In Costa Rica, horses heal pain and sadness
When María Lourdes caresses the shiny brown coat of “Presidente” in a park in Costa Rica, an energy travels through her body and explodes in her face in the form of a smile. The horse has managed to jump the fence to help treat her cerebral palsy.
“Presidente,” along with “Jorge,” “Porky” and “Palomo” await their patients in the Parque Metropolitano La Sabana de San José. The so-called equine therapy, each 45 minutes, is held once a week.
There are four American Quarter Horses that are members of the Costa Rican Mounted Police.
“They have training in meekness and are trained so that they are not disturbed by the noise, they are very sensitive, docile,” says the head of the Mounted Police, Mayor Víctor Porras.
“With our horses, we contribute to the most needy, bringing them a smile, a hope. (…) We work with children, with the elderly, people with disabilities, totally free,” he says about this project that began in 2020.
Equine therapy is an increasingly widespread therapeutic technique that takes advantage of the horse’s movements and energy to support the treatment of various ailments.
“We give people strength, raising that emotional potential they have, because they are frustrated, psychologically damaged, in a society that often turns its back on them. We work to lift their spirits,” Porras explains.
Her smile is worth it
Helped by two officers, María Lourdes walks to meet the horses. She is 18 years old and was born prematurely. A respiratory arrest a few days after arriving in the world caused cerebral palsy.
During her life, learning and socializing have been difficult, says her mother, Isabel. Through relatives, she learned about equine therapy and decided to try it.

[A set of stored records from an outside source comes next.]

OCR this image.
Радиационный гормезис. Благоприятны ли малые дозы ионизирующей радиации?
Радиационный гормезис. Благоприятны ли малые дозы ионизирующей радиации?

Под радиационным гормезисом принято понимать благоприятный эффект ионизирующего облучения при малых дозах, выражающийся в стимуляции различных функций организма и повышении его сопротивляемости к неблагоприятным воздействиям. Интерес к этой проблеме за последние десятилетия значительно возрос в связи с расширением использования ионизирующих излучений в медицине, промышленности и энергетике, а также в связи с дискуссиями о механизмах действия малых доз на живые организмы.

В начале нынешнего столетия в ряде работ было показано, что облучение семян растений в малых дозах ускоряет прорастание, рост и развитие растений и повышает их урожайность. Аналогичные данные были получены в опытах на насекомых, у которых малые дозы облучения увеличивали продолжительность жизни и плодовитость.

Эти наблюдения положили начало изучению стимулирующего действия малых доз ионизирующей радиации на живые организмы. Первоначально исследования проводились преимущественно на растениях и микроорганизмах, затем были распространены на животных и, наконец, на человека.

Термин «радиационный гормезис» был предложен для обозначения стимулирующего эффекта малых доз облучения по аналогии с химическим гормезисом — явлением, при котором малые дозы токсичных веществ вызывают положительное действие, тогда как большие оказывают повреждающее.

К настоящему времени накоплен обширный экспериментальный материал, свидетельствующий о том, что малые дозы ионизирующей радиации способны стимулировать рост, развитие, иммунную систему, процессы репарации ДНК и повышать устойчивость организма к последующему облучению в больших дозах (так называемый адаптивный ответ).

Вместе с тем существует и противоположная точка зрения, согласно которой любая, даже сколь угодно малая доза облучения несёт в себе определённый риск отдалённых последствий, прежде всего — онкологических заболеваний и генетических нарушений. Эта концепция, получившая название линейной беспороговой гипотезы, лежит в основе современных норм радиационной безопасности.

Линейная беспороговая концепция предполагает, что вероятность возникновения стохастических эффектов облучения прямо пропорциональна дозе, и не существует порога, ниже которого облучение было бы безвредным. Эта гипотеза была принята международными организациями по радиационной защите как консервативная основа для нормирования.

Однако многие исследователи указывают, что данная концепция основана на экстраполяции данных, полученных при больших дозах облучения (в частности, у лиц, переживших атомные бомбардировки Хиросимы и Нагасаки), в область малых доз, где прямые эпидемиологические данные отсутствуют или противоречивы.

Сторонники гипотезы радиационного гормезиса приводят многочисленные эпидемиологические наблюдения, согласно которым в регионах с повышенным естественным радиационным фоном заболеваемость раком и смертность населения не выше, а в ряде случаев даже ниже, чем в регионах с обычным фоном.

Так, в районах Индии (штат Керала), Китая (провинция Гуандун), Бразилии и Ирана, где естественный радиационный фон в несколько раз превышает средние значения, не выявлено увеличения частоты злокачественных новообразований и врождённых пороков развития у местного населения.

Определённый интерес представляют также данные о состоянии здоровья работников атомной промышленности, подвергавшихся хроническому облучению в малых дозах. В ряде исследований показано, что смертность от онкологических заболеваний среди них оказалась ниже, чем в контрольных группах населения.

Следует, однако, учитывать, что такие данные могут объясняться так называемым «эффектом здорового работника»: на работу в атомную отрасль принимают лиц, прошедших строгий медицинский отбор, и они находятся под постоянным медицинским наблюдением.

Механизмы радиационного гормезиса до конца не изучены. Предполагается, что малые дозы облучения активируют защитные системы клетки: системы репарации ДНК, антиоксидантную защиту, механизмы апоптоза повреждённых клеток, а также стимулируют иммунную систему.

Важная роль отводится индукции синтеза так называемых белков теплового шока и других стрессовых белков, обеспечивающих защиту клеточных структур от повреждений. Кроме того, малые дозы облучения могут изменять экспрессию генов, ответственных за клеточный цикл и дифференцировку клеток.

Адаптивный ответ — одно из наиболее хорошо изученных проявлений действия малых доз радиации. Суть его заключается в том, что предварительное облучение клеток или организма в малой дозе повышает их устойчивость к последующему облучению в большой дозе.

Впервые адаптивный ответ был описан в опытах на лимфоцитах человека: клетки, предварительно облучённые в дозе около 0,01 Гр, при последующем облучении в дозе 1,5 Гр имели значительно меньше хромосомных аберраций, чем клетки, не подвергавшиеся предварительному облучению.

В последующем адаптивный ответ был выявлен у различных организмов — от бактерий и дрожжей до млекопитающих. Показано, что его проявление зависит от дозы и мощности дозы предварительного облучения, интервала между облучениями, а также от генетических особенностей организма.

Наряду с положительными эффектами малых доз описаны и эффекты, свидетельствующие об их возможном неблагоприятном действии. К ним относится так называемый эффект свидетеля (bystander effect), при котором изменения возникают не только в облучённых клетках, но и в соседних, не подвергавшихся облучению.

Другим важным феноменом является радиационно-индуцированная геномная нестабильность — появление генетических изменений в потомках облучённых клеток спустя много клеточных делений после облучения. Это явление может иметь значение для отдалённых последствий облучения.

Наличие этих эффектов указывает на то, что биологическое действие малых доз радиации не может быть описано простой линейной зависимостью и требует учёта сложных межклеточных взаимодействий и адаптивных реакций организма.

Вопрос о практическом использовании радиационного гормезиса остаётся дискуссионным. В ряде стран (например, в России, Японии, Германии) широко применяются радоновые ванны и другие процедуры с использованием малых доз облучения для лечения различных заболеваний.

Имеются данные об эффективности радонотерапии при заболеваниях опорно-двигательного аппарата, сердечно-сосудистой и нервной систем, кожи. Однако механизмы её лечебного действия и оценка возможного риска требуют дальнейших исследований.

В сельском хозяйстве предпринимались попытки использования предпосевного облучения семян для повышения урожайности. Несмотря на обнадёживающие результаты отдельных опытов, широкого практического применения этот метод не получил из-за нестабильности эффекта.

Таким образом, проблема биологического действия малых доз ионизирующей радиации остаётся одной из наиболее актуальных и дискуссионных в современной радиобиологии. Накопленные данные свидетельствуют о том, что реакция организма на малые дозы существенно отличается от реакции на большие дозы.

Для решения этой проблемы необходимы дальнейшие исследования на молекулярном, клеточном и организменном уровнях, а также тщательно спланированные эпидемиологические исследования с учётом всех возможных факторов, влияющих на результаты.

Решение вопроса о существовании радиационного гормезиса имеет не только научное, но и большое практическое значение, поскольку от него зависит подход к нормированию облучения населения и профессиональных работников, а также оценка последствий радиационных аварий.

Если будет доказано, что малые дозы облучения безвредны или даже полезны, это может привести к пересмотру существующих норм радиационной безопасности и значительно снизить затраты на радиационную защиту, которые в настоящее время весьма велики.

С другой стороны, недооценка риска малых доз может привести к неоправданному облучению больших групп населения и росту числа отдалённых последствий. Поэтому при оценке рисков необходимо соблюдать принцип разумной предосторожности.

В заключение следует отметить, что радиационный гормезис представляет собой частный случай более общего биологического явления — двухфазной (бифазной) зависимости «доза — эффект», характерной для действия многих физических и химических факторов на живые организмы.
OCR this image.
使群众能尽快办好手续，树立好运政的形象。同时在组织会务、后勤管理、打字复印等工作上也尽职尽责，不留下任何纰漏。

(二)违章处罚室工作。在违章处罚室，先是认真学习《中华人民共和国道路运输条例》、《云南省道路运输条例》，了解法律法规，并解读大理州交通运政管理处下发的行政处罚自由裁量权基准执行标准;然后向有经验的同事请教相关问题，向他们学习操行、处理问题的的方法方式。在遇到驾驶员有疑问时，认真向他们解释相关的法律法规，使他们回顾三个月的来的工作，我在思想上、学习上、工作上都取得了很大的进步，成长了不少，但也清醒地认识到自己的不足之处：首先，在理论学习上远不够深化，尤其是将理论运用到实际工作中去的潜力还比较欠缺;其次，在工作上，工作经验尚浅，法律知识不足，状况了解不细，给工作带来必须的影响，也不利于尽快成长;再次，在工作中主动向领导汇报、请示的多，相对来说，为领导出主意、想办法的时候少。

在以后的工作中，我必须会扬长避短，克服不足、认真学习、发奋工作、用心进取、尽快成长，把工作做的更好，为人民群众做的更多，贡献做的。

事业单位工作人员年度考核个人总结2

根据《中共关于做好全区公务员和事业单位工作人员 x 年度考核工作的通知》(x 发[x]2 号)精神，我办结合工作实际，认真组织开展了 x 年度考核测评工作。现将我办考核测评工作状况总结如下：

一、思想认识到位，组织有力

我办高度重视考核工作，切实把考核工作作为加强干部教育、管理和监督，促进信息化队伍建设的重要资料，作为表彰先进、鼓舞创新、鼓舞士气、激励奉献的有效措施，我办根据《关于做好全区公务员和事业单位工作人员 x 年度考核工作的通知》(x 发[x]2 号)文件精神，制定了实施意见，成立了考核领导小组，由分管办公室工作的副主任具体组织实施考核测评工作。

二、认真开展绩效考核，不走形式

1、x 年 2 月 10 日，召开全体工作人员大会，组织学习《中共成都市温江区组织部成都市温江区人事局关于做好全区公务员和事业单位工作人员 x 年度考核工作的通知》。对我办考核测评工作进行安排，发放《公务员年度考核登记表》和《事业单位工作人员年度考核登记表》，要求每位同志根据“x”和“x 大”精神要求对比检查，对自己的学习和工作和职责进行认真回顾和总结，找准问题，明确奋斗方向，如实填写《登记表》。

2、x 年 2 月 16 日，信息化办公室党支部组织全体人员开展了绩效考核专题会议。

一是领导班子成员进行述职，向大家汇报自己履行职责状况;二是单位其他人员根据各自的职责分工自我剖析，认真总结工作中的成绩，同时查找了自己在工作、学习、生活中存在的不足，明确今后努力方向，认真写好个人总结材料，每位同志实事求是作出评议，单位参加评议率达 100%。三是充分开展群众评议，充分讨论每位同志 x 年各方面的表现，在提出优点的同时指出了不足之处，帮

“She did not have much affinity with animals. When she felt contact with an animal of any kind, it made her nauseous (…) What a surprise that (upon arriving at therapy) María Lourdes did not have nausea, she happily played with the horses, and with the policemen,” says her mother.
She has been attending therapy for two months. She rides the horse, hugs it, and interacts with the policemen. She is a more sociable person, and the seizures resulting from her brain damage have decreased.
“We look forward to each week, the day to come back to therapy, to see her with her achievements, little by little (…) For us, seeing that smile is worth everything in life,” says Isabel.
‘She knows she was suffering’
Stephany Arce is 34 years old, suffers from anxiety, depression and has panic attacks that complicate her work life. She believes that traditional medical treatment was not enough.
“I was ready to do something crazy, I was tired, I didn’t want to live … thank God I have been with this therapy,” she explains.
Stephany hugs the horse, walks with it and caresses it.
“The horse lets you transmit to it; you receive warmth and you receive tranquility (…) I imagine you know that inside maybe I was suffering, and I had pain, but not physical, it was pain mental, emotional, of the soul,” she adds.
What do horses have to do with it?
Gilbert Serrano is 63 years old, and a blockage in an artery left him with paralyzed limbs. His family helps him with his daily needs.
While he was waiting for a medical appointment, he learned about equine therapy. “They told me it was with horses and I said to myself: ‘What do horses have to do with this?’ I was wrong to say that,” he confesses now.
“When I started doing this therapy, I began to feel a certain energy, something chemical that ran through my left arm, which was the most affected. I felt a tingling, which the horse was transmitting to me,” he says.
He says that he arrived almost unable to walk, and in five sessions he has already recovered much of the movement of his body. And he proves it by taking a light jog in the park.
But the horses treat not only civilians, but also their own “fellow” police officers.
The RCMP agent, William Jiménez, 53, says that bullying in 2017 led him to consider suicide. In addition to professional and family support, he turned to horses.
“They radiate that peace, that tranquility (…) For me — and it may sound ridiculous to some — they are four-legged psychologists with a huge heart,” he says.